The makeup of the average “Survivor” winner is a Caucasian male, around his mid-30s, who rocks a clean-shaven face, brown eyes, and brown hair. The closest winner to this mold would be season 30 victor Mike Holloway, who beat out fellow contestants Carolyn Rivera and Will Sims II six votes to their one a piece.
While over 55% of the winners have been male, this has been a recent revelation. Five of the last seven winners have been men. From Jeremy Collins in season 31 (“Survivor Cambodia: Second Chance”) to Tyson Apostol in season 27 (“Survivor: Blood vs. Water”), these gentlemen are finding ways to outlive, outlast, and outplay their female adversaries.
Trust Your Tribal Elders
While “Amazing Race” contestants favor a slightly younger crowd, silver foxes aged 50 and older are most likely to be found at season’s end on “Survivor.” Nearly 80% of contestants over the age of 55 have made it to the final tribal council. However, there has only been one winner in this age group: Bob Crowley. He received the most votes on season 17 (“Survivor: Gabon”). So while you might be able to count on their ability to outlast other contestants, older participants may not always outplay them.

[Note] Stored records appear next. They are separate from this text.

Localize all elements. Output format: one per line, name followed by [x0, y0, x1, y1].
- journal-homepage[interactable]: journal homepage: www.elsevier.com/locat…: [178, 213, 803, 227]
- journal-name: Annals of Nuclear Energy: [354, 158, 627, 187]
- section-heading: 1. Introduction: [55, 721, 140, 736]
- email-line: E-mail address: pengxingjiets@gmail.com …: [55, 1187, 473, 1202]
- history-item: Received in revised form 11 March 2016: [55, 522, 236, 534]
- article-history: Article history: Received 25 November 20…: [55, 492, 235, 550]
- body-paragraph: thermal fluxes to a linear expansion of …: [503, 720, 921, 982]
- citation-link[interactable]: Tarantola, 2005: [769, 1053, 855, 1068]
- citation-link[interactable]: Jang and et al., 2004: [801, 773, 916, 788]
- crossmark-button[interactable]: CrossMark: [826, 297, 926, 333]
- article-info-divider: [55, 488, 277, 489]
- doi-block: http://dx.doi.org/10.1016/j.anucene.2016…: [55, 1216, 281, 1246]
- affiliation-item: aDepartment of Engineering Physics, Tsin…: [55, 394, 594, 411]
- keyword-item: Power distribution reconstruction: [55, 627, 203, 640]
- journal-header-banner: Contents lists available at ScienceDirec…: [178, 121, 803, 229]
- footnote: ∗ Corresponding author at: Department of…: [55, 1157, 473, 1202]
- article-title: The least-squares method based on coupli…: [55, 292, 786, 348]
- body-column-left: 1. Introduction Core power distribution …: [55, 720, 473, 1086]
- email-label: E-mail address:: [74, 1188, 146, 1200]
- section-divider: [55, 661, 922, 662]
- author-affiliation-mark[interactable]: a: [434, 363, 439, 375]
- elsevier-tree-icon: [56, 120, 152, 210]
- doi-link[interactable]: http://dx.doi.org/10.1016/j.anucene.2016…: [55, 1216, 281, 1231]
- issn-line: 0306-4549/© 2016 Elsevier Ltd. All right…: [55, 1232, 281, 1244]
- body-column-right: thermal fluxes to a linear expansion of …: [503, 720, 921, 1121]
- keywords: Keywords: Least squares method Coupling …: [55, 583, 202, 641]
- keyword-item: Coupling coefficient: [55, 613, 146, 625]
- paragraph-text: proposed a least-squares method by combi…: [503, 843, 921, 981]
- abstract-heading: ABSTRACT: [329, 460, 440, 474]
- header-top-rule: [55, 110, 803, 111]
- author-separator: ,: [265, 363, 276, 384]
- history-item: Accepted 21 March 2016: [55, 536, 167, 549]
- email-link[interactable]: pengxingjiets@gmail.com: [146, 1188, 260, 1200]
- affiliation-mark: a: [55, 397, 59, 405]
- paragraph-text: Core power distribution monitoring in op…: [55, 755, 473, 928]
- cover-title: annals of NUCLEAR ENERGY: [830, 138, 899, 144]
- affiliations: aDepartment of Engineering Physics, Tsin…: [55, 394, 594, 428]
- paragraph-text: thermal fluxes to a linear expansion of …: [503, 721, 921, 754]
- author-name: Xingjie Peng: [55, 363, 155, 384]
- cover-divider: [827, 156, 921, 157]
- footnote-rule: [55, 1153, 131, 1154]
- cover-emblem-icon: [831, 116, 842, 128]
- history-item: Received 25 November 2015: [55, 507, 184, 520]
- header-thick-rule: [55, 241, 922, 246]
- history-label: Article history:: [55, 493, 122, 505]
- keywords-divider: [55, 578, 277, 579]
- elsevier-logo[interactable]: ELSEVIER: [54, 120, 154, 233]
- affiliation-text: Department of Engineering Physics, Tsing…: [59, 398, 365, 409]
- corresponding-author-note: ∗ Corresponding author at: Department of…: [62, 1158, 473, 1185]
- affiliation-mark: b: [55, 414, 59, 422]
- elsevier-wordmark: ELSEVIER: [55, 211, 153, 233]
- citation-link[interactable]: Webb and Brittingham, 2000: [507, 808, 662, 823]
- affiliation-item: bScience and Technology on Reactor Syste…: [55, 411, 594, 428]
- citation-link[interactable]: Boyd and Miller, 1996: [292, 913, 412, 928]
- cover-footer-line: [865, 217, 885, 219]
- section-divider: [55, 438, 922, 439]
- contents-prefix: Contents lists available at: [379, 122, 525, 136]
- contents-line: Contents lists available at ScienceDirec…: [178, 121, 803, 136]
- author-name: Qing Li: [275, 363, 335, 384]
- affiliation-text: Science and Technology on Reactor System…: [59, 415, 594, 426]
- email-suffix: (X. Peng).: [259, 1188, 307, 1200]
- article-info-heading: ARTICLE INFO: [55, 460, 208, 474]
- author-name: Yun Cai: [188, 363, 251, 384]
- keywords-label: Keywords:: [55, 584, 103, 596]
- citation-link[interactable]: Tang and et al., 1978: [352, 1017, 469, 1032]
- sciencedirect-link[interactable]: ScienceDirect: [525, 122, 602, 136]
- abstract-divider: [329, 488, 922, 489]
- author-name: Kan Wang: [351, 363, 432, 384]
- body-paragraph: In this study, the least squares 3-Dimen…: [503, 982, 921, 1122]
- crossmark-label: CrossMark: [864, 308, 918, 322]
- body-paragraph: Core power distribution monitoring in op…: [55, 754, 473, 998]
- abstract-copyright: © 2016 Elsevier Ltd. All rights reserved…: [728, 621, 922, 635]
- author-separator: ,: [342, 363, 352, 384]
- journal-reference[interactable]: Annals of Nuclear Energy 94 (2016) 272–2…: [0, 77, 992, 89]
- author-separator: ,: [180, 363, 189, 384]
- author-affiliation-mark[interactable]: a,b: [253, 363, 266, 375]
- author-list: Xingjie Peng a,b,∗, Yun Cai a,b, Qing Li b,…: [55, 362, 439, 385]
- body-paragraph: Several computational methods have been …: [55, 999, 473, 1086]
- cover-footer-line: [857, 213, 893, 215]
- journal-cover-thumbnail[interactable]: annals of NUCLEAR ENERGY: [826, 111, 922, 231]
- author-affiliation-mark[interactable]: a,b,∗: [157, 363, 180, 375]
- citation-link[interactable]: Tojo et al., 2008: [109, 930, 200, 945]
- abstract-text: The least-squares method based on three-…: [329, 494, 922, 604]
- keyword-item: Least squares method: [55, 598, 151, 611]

Hispanic contestants – while not often making it to the end of a season in “The Amazing Race” – make it to the final tribal council 75% of the time on “Survivor.” And nearly 70% of Caucasian contestants make it to the last vote.
Surviving the Odds
Whether you’re looking to make a friendly wager on the team that will win the next season of “The Amazing Race” or are participating in a “Survivor” pool, use this information to tip the odds in your favor.
We analyzed contestant demographics for seasons 18-28 of “The Amazing Race” and seasons 22-32 seasons of “Survivor.” In cases where contestants appeared on multiple seasons, we considered them to be unique contestants in each season.